If one electron is ejected from the atom, only one electron is needed to refill the vacancy and just one photon will be emitted as a result. So far I haven't found any discussion regarding the possibility of a gamma ray ejecting more than one electron from a single atom. That doesn't mean it can't happen -- unless there's some quantum-mechanical reason for it. I note that photons, just like electrons, have momentum (p = E/c): but can one photon "share" its momentum among multiple electrons? Momentum has to be conserved......and it's a vector.....and what about the possibility of multiple electron-hopping events as the electron "hole" moves from orbital to orbital? Now my head is starting to hurt
But in a practical sense I don't think it is an issue. There's no reason to believe that if multiple photons can come from a single atom that they all are emitted in the same direction, so "pileup" due to that is quite unlikely, if it's even possible.

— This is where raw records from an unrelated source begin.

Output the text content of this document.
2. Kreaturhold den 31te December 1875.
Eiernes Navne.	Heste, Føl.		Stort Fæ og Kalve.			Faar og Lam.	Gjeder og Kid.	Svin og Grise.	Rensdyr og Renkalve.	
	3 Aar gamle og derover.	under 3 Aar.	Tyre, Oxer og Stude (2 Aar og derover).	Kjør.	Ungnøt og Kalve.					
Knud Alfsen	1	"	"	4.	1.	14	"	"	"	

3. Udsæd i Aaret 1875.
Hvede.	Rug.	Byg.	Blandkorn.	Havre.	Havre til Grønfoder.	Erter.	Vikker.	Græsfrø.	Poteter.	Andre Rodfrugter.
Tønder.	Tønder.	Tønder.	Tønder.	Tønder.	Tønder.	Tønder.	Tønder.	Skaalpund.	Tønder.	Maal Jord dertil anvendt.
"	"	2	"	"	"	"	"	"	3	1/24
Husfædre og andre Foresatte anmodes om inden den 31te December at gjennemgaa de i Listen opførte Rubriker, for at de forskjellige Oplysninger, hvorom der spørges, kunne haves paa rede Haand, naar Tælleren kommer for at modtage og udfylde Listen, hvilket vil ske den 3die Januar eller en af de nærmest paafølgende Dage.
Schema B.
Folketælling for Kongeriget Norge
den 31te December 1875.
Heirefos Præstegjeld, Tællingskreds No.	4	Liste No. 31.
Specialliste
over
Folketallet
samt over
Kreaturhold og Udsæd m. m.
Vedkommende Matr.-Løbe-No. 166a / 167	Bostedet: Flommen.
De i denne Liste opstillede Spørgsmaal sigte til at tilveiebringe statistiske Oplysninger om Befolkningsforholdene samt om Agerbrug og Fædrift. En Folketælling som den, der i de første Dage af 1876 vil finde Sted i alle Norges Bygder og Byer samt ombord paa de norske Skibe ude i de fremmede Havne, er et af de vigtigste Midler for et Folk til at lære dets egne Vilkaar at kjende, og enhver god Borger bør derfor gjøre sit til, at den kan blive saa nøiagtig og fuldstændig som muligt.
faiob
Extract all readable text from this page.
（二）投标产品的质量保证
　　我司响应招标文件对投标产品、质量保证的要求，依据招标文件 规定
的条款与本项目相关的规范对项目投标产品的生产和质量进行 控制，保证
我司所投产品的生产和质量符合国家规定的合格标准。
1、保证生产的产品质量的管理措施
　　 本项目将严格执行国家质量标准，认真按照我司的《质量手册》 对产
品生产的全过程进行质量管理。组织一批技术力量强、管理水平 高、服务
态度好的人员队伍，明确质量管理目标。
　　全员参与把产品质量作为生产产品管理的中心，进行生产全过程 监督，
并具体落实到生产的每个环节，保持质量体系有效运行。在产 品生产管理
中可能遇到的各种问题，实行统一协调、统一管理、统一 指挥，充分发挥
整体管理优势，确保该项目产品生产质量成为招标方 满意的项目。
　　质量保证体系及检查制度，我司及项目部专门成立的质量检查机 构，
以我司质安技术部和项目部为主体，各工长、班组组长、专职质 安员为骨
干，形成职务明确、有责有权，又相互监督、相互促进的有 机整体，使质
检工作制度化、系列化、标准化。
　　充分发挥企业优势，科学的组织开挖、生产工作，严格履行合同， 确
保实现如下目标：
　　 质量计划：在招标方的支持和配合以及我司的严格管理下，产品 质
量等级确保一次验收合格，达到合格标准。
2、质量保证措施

I find it interesting that an inner shell electron gets hit first. I thought the outer shell electrons took the least energy to shake loose.
Don't worry about head-hurting stuff. The apparently temporary existence of the internal bits with 2/3 charges, up, down, strange, etc will take it to migrane level. Charmed quarks they may be, but the Quantum Standard Model, fairy story though it may be, is 10 decimal places accurate.
I did not think all the energies would be emitted in the same direction. I did just wonder if an excitation with more than enough energy to account for them all, would provoke the whole lot to come out, maybe not together, but all within a reasonable interval.
Head-hurting stuff would include..
Bell's Inequality.
The Delayed Choice Quantum Eraser - Sabine Hossenfelder
Young's Double-Slit Experiment. - (Lots and Lots of stuff on that).